Os modelos da Organização Mundial de Saúde sugerem que, na melhor das hipóteses, uma pandemia provocada pelo vírus H5N1 mataria entre 2 milhões e 7,4 milhões de pessoas. Mas haveria também 1,2 bilhão de pessoas enfermas e 28 milhões hospitalizadas. Se o leitor acha isso grave, leve em conta que estimativas mais desalentadoras projetam o número de mortos em até 60 milhões de pessoas. Essas estimativas variam, evidentemente, conforme as premissas assumidas sobre a letalidade intrínseca do vírus – algo que ninguém é capaz de prever.
O impacto econômico seria enorme. Uma estimativa sugere que a crise na Ásia gerou mais de US$ 10 bilhões em prejuízos às economias dos países mais afetados. Esse valor seria insignificante no caso de uma pandemia humana.
Em muitas regiões do mundo, os governos já estão discutindo como poderiam reagir a tais ameaças. Uma possibilidade é empregar medicações antivirais para tratar pessoas que venham a adoecer. Isso reduziria os sintomas e a taxa de mortalidade. Doze países já confirmaram pedidos visando a formação de estoques de oseltamivir (Tamiflu), uma nova droga antiviral, e outros 12 países estão em negociações para adquiri-la. Mas o medicamento é caro, por isso poucos países terão condições de arcar com seu custo para atender uma pequena parcela de suas populações.
O custo elevado do medicamento já fez com que a Tailândia considerasse a possibilidade de produzir seus próprios estoques, coberta por uma legislação emergencial de licenciamento, em caso de uma emergência sanitária. De qualquer forma, ao ritmo atual de produção, serão precisos vários anos para que o laboratório Roche, fabricante do medicamento, possa atender a toda essa demanda. Até mesmo países ricos terão de aguardar para que seus pedidos sejam atendidos.

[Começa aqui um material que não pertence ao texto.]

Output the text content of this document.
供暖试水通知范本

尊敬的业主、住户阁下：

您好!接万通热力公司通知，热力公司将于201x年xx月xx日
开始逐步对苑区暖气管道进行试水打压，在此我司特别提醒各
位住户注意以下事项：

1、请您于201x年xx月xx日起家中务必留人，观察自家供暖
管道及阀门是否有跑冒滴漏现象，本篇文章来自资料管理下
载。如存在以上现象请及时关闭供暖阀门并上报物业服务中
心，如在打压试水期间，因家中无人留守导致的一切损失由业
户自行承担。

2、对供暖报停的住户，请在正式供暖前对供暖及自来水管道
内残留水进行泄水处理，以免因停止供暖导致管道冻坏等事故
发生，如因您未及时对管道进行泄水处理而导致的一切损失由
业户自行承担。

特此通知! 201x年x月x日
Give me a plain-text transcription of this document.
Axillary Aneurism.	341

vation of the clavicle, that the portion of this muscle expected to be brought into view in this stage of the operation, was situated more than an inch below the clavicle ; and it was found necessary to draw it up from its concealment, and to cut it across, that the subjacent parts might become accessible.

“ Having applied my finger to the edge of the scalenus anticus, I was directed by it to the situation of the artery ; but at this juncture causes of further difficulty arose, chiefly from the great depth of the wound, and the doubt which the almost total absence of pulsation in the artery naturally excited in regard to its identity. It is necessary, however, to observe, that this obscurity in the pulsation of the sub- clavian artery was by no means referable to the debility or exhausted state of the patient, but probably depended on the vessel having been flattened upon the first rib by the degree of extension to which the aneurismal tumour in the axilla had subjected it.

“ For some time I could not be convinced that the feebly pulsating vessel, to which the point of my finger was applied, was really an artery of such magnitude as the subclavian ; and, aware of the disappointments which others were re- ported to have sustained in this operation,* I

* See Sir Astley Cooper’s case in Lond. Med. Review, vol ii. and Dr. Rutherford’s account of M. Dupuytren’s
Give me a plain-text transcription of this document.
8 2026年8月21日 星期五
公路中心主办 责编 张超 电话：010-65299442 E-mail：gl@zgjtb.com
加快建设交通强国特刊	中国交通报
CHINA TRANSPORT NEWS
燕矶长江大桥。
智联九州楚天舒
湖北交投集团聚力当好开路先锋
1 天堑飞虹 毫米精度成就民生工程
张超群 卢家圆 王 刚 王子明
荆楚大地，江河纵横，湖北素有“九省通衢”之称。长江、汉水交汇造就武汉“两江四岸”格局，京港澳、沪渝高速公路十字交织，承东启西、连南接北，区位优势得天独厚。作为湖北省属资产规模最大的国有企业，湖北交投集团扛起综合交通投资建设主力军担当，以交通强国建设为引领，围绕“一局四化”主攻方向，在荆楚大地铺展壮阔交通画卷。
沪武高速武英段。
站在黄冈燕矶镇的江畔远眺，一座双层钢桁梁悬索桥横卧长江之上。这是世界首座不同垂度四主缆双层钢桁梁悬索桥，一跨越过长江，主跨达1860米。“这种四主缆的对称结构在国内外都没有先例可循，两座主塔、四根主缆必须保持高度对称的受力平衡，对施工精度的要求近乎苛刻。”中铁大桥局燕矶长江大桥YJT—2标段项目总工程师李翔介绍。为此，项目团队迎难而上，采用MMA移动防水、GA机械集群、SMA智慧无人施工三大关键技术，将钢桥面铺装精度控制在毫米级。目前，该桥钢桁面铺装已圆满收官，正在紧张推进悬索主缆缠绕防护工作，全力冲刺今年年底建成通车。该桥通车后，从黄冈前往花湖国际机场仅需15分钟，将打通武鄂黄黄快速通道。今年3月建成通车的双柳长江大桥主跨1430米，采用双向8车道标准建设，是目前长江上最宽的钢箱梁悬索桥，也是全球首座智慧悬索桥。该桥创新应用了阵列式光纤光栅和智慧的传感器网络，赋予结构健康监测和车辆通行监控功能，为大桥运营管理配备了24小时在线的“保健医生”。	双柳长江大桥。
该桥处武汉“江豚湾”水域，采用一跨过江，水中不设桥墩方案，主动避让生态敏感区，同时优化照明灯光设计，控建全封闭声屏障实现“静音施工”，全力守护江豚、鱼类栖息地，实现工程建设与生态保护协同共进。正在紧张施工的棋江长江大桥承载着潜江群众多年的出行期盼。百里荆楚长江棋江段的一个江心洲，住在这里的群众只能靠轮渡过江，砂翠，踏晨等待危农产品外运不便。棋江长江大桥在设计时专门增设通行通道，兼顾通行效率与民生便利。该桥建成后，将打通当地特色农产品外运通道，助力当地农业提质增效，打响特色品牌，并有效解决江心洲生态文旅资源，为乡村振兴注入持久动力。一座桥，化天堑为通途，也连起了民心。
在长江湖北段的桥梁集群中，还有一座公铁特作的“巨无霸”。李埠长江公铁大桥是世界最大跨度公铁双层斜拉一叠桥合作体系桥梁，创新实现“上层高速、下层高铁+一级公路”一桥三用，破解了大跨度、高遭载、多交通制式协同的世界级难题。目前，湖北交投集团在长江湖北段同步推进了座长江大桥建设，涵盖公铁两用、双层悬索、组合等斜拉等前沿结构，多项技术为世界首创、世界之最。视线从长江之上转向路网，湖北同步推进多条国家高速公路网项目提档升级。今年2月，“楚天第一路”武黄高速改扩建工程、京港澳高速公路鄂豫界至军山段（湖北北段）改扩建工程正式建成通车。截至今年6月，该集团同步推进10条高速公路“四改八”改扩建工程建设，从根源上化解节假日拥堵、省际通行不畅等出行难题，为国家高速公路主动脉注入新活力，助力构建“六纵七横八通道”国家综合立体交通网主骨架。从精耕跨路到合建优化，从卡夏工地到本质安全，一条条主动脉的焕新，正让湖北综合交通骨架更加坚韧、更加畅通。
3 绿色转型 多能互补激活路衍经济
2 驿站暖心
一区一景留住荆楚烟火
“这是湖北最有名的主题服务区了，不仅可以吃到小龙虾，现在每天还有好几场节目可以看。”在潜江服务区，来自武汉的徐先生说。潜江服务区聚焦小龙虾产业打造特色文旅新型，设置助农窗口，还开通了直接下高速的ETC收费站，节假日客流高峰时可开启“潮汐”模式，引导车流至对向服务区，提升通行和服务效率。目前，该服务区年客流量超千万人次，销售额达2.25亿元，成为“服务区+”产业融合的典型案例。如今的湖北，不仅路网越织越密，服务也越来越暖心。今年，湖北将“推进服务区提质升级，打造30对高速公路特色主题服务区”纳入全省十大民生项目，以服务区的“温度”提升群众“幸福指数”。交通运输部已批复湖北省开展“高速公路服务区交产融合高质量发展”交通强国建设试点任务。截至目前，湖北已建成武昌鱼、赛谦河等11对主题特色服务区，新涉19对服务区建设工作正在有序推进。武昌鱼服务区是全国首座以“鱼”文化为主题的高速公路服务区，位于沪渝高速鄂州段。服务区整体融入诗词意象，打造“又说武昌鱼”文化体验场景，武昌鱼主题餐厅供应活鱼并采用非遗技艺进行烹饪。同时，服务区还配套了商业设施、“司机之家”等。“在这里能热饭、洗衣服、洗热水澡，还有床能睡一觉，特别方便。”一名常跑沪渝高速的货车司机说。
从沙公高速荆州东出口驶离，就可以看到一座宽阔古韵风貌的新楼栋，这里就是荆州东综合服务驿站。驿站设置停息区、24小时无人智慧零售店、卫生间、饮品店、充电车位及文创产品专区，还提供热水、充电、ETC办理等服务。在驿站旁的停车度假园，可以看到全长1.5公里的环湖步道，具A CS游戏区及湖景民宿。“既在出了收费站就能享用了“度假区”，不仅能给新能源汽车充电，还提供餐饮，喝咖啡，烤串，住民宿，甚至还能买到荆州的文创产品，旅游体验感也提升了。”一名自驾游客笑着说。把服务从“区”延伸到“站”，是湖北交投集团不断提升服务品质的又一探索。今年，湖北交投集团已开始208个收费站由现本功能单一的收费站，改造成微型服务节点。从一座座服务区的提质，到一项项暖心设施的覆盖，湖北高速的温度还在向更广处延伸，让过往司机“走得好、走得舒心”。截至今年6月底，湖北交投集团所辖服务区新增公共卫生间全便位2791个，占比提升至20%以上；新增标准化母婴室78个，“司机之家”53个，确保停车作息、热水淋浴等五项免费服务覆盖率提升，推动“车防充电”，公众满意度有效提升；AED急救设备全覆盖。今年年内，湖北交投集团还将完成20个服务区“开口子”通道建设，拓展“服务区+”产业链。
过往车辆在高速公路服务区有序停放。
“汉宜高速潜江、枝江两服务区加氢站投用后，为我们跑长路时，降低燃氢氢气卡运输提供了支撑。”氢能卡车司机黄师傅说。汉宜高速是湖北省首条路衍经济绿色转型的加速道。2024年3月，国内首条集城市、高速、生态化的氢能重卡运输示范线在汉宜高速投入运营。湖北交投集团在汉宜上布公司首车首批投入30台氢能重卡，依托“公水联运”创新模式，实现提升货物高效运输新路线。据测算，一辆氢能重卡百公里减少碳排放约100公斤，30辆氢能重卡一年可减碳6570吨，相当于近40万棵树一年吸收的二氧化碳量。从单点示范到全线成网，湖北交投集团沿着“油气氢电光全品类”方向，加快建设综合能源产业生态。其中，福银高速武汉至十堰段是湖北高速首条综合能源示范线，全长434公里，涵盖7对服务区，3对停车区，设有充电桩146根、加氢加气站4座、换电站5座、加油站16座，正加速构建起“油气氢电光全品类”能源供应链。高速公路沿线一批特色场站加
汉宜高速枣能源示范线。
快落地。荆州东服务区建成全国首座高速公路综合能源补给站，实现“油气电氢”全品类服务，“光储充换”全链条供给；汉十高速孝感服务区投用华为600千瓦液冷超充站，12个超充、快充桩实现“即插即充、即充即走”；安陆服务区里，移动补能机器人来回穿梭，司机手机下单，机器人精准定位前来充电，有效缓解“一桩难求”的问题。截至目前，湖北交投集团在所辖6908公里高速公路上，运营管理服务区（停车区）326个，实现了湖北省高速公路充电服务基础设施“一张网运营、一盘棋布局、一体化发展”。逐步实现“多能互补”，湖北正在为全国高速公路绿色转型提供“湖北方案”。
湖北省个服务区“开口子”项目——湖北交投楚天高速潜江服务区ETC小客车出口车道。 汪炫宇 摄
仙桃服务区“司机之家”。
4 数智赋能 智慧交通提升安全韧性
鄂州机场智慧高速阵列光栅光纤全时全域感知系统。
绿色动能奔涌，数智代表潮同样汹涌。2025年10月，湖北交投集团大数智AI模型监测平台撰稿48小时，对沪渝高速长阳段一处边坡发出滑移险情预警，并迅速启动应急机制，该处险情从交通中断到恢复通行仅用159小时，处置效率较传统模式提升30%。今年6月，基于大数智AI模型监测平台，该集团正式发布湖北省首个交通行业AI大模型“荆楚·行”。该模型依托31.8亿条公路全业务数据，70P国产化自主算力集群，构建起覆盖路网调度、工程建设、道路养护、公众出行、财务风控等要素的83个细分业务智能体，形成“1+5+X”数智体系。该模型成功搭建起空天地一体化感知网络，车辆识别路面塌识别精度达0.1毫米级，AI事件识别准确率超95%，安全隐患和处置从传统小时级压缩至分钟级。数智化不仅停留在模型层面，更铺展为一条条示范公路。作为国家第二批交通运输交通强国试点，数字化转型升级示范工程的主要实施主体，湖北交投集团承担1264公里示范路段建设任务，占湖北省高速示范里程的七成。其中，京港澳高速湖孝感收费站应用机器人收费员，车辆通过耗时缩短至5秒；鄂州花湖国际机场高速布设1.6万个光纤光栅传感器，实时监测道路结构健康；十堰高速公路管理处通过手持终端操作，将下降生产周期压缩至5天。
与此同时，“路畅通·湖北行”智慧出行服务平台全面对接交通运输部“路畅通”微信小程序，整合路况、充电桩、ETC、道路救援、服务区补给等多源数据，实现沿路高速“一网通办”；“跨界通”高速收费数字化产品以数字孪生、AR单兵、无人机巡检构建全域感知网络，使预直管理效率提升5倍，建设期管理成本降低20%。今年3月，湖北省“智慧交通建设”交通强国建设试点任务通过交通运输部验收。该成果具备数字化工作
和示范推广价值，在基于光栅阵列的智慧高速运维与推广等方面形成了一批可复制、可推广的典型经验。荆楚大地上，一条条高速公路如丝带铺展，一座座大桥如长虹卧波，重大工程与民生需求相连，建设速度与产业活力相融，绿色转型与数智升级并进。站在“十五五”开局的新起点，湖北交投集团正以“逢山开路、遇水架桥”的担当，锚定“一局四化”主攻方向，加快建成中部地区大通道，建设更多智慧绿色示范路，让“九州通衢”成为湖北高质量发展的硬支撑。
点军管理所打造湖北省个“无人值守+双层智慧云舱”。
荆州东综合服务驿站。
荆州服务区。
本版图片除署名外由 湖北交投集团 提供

Embora antivirais possam ter um papel na forma de tratamento em países com condições de arcar com seu custo, vacinas preventivas são amplamente consideradas como a mais útil intervenção para enfrentar uma pandemia de gripe.
Vários países estão atualmente trabalhando no desenvolvimento de uma vacina contra a gripe aviária, e testes com uma vacina contra o vírus H5N1 tiveram início neste mês nos Estados Unidos.
Entretanto, o desenvolvimento de vacinas leva tempo, e há escassez de capacidade de produção. Toda capacidade disponível está concentrada na Austrália, Europa, Japão e América do Norte. Quando uma pandemia mundial começa, afirma um recente relatório da OMS, a expectativa é de que os países que fabricam medicamentos contra a doença reservem os produtos para seus próprios cidadãos antes de exportar para atender necessidades de outros países.
A expectativa é de que durante uma pandemia os sistemas de saúde pública de todos os países fiquem sobrecarregados. Isso imporá limites à eficácia de assistência humanitária internacional emergencial. Vacinas contra o vírus H5N1 poderiam ser estocadas, embora para isso sejam necessários tempo e dinheiro, e não há certeza de que a vacina funcione contra o que surgir. Além disso, a gripe aviária poderá não ser, absolutamente, o início de uma pandemia humana. Para os países pobres, isso significa fazer algumas escolhas muito difíceis. Como demonstrou, tragicamente, o tsunami na Ásia no fim do ano passado, é sempre difícil eleger uma prioridade entre alternativas de investimentos para enfrentar eventos imprevisíveis – até mesmo contra fenômenos possivelmente catastróficos.